# Nonexistence of the universal set.

1. Jan 24, 2011

### Mamooie312

Yo. Wsup.

I watched a video about three years ago where this guy suppossedly provedthe nonexistence of the universal set. I can't find it now but what he said (rather quickly) was that from Cantor, every set is a subset. Therefore, there is no universal set.

1) Is this valid?
2) RW Implications? Is the Universe then, really a universe?

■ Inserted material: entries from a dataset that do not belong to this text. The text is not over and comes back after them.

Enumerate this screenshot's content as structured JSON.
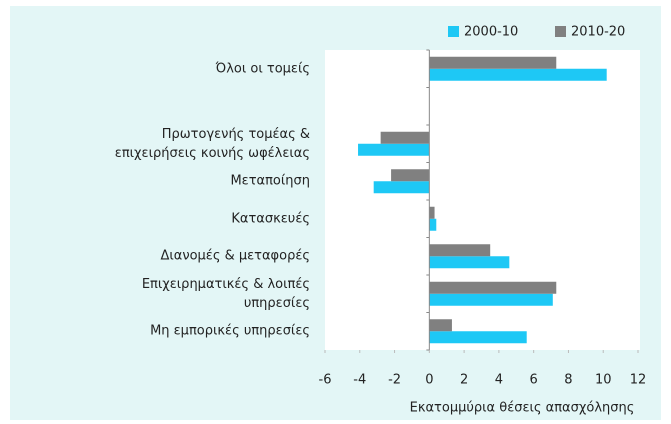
{
  "chart_data": {
    "type": "hbar",
    "categories": [
      "Όλοι οι τομείς",
      null,
      "Πρωτογενής τομέας & επιχειρήσεις κοινής ωφέλειας",
      "Μεταποίηση",
      "Κατασκευές",
      "Διανομές & μεταφορές",
      "Επιχειρηματικές & λοιπές υπηρεσίες",
      "Μη εμπορικές υπηρεσίες"
    ],
    "series": [
      {
        "name": "2000-10",
        "color": "#1ec8f5",
        "values": [
          10.2,
          null,
          -4.1,
          -3.2,
          0.4,
          4.6,
          7.1,
          5.6
        ]
      },
      {
        "name": "2010-20",
        "color": "#808080",
        "values": [
          7.3,
          null,
          -2.8,
          -2.2,
          0.3,
          3.5,
          7.3,
          1.3
        ]
      }
    ],
    "xlabel": "Εκατομμύρια θέσεις απασχόλησης",
    "xlim": [
      -6,
      12
    ],
    "xticks": [
      -6,
      -4,
      -2,
      0,
      2,
      4,
      6,
      8,
      10,
      12
    ],
    "legend": "top-right"
  }
}
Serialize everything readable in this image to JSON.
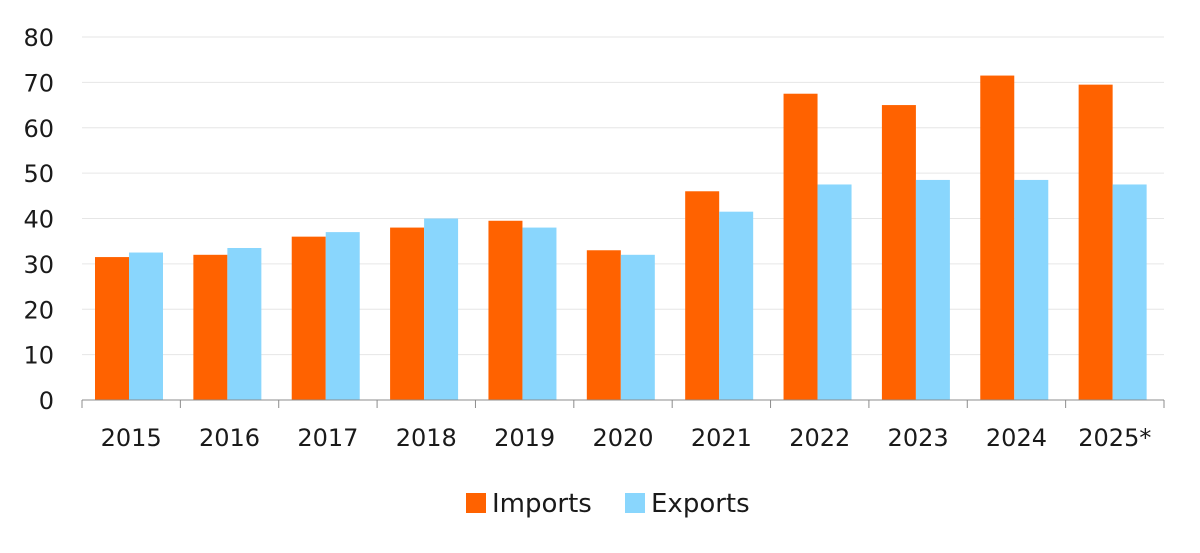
{
  "chart_data": {
    "type": "bar",
    "title": "",
    "xlabel": "",
    "ylabel": "",
    "categories": [
      "2015",
      "2016",
      "2017",
      "2018",
      "2019",
      "2020",
      "2021",
      "2022",
      "2023",
      "2024",
      "2025*"
    ],
    "series": [
      {
        "name": "Imports",
        "color": "#FF6200",
        "values": [
          31.5,
          32,
          36,
          38,
          39.5,
          33,
          46,
          67.5,
          65,
          71.5,
          69.5
        ]
      },
      {
        "name": "Exports",
        "color": "#89D6FD",
        "values": [
          32.5,
          33.5,
          37,
          40,
          38,
          32,
          41.5,
          47.5,
          48.5,
          48.5,
          47.5
        ]
      }
    ],
    "ylim": [
      0,
      80
    ],
    "yticks": [
      0,
      10,
      20,
      30,
      40,
      50,
      60,
      70,
      80
    ],
    "grid": true,
    "gridline_color": "#e6e6e6",
    "legend_placement": "bottom-center"
  }
}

BTW I'm only about to complete engineering math so dont be too complex.

Thanks,
Mamooie

2. Jan 24, 2011

### disregardthat

There are no set of all sets within ZFC (the commonly used and acknowledged axioms for ordinary mathematics). The reason for this is that the existence of a universal set leads to contradiction. It would by the axiom of separation (an axiom of ZFC that essentially says that you can form new set from a former one by specifying the properties of the elements you pick) lead to the well-known Russell's paradox. Alternatively, as you mentioned, the universal set must contain itself (or else it does not contain all sets), and that violates the axiom of regularity, but this is not nearly as enlightening.

These are technical difficulties due to our choice of axioms, we simply cannot speak of the set of all sets in ZFC. We do however frequently refer to the class of all sets (and classes of other things). Classes are objects which naturally does not have all the properties sets have, but in return you can define a class merely by specifying the properties of its elements. Proper classes are classes of sets that do not form sets themselves, and of course the universal class is such class. Classes are not formalized in ZFC.

Note that this has nothing to do with the physical universe, sets (and classes) are purely mathematical constructions.